Both are tenant-scoped, surface in the same /v1/schedules table, and produce a uniform run history per task.
Lifecycle
| State | Meaning |
|---|---|
active | Will fire on or after next_fire_at. Default for new schedules. |
paused | Won't fire until PATCHed back to active. Operator or agent toggle. |
completed | Terminal for one-shot schedules after a successful fire. |
failed | Terminal for one-shot schedules whose fire raised — the run row carries the error message. |
canceled | Tombstone after explicit DELETE; rows are removed from the DB on cancel. |
A recurring task stays active indefinitely; each fire updates next_fire_at, increments run_count, and stamps last_run_at / last_run_id.
Natural-language phrases
The parser recognises these forms (case-insensitive, whitespace-tolerant):
| Phrase | Kind | Example |
|---|---|---|
in N (minute|hour|day|week)[s] | one-shot | in 30 minutes |
at HH:MM | one-shot | at 17:00 (today; tomorrow if past) |
tomorrow [at HH:MM] | one-shot | tomorrow at 09:00 |
on YYYY-MM-DD [at HH:MM] | one-shot | on 2026-06-01 at 12:00 |
every hour / hourly | recurring | every hour |
every N (minute|hour)[s] | recurring | every 15 minutes |
every day [at HH:MM] / daily | recurring | every day at 09:00 |
every week [on <weekday>] [at HH:MM] / weekly | recurring | every week on monday at 09:00 |
every <weekday> [at HH:MM] | recurring | every monday at 09:00 |
Times are local to the API server's host. Unparseable phrases return a tool-result ERR: block listing accepted forms.
The /schedule writ
Agents emit:
/schedule in 1 hour: review the deploy status and report regressions
/schedule every monday at 09:00: summarise last week's merged PRs
/schedule list
/schedule cancel 42
/schedule pause 42
/schedule resume 42
The : separates the schedule phrase from the message that the agent will see when the task fires. The scheduled task targets the calling agent by default — a research agent emitting /schedule … queues work for research. Other agents are addressable via the HTTP POST/v1/schedules endpoint with an agent field.

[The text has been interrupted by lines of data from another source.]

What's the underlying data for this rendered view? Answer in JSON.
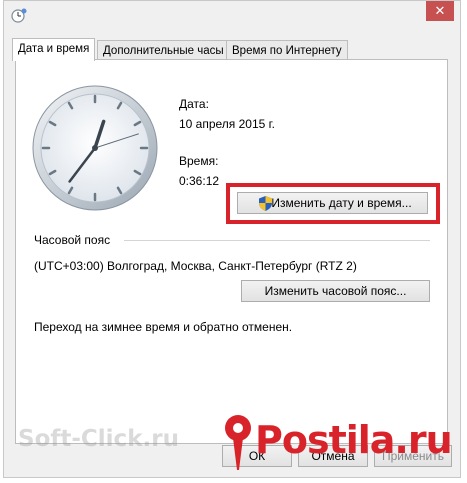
{
  "window": {
    "close_glyph": "✕"
  },
  "tabs": [
    {
      "label": "Дата и время",
      "active": true
    },
    {
      "label": "Дополнительные часы",
      "active": false
    },
    {
      "label": "Время по Интернету",
      "active": false
    }
  ],
  "date_section": {
    "label": "Дата:",
    "value": "10 апреля 2015 г."
  },
  "time_section": {
    "label": "Время:",
    "value": "0:36:12"
  },
  "buttons": {
    "change_datetime": "Изменить дату и время...",
    "change_timezone": "Изменить часовой пояс...",
    "ok": "ОК",
    "cancel": "Отмена",
    "apply": "Применить"
  },
  "timezone": {
    "heading": "Часовой пояс",
    "value": "(UTC+03:00) Волгоград, Москва, Санкт-Петербург (RTZ 2)"
  },
  "dst_note": "Переход на зимнее время и обратно отменен.",
  "clock": {
    "hours": 0,
    "minutes": 36,
    "seconds": 12
  },
  "watermarks": {
    "soft_click": "Soft-Click.ru",
    "postila": "Postila.ru"
  },
  "colors": {
    "highlight": "#d9232a",
    "close_button": "#c75050",
    "shield_blue": "#2a5fb8",
    "shield_yellow": "#f2c12e"
  },
  "icons": [
    "clock-icon",
    "shield-icon",
    "close-icon",
    "pin-icon"
  ]
}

A successful create returns:
[/schedule create in 1 hour: review the deploy ...]
OK: scheduled #17 — in 1 hour (2026-05-08 14:23) → research
message: review the deploy status and report regressions
[END SCHEDULE]
Fire path
When next_fire_at <= now:
- Scheduler creates a
task_runsrow withstatus='running'and a freshrequest_id. - Publishes a
run.startednotification. - Constructs an Orchestrator with the same wiring
/v1/orchestrateuses (tenant memory, structured memory graph, MCP, A2A, search), runsOrchestrator::send(agent_id, message)synchronously. - Updates the run row with the final status (
succeeded|failed), token counts, completed_at, and a truncatedresult_summary. - Updates the parent task: increments
run_count, setslast_run_at/last_run_id, and either advancesnext_fire_at(recurring) or marksstatus='completed'(one-shot). - Publishes
run.completedorrun.failed.
A run that throws during orchestrator construction (missing tenant memory bridge, malformed config) marks the run failed but keeps recurring schedules active so transient init errors retry on the next tick. A missing target agent (agent != "index" and not in the catalog) pauses the schedule so the operator can fix the catalog before further fires.
Notification stream
GET/v1/notifications/stream opens a long-lived SSE channel scoped to the caller's tenant. Each terminal run emits one event: notification block with the kind, task and run ids, status, agent, timestamps, and (on run.completed) a truncated result_summary:
event: open
data: {"ok":true}
event: notification
data: {"kind":"run.completed","task_id":17,"run_id":42,"agent_id":"research",
"status":"succeeded","started_at":1746720000,"completed_at":1746720185,
"result_summary":"…"}
A : heartbeat comment line every 30 seconds keeps reverse-proxy idle timeouts from collapsing the connection. Clients that miss events due to disconnection re-sync via GET/v1/runs?since=<epoch>; the SSE channel is convenience, not durable replay.
Storage
Two SQLite tables, both tenant-scoped with ON DELETE CASCADE:
scheduled_tasks— one row per schedule. Indexed on(status, next_fire_at)for the tick query and(tenant_id, status, updated_at DESC)for listing.task_runs— one row per fire. Indexed on(task_id, started_at DESC)and(tenant_id, started_at DESC).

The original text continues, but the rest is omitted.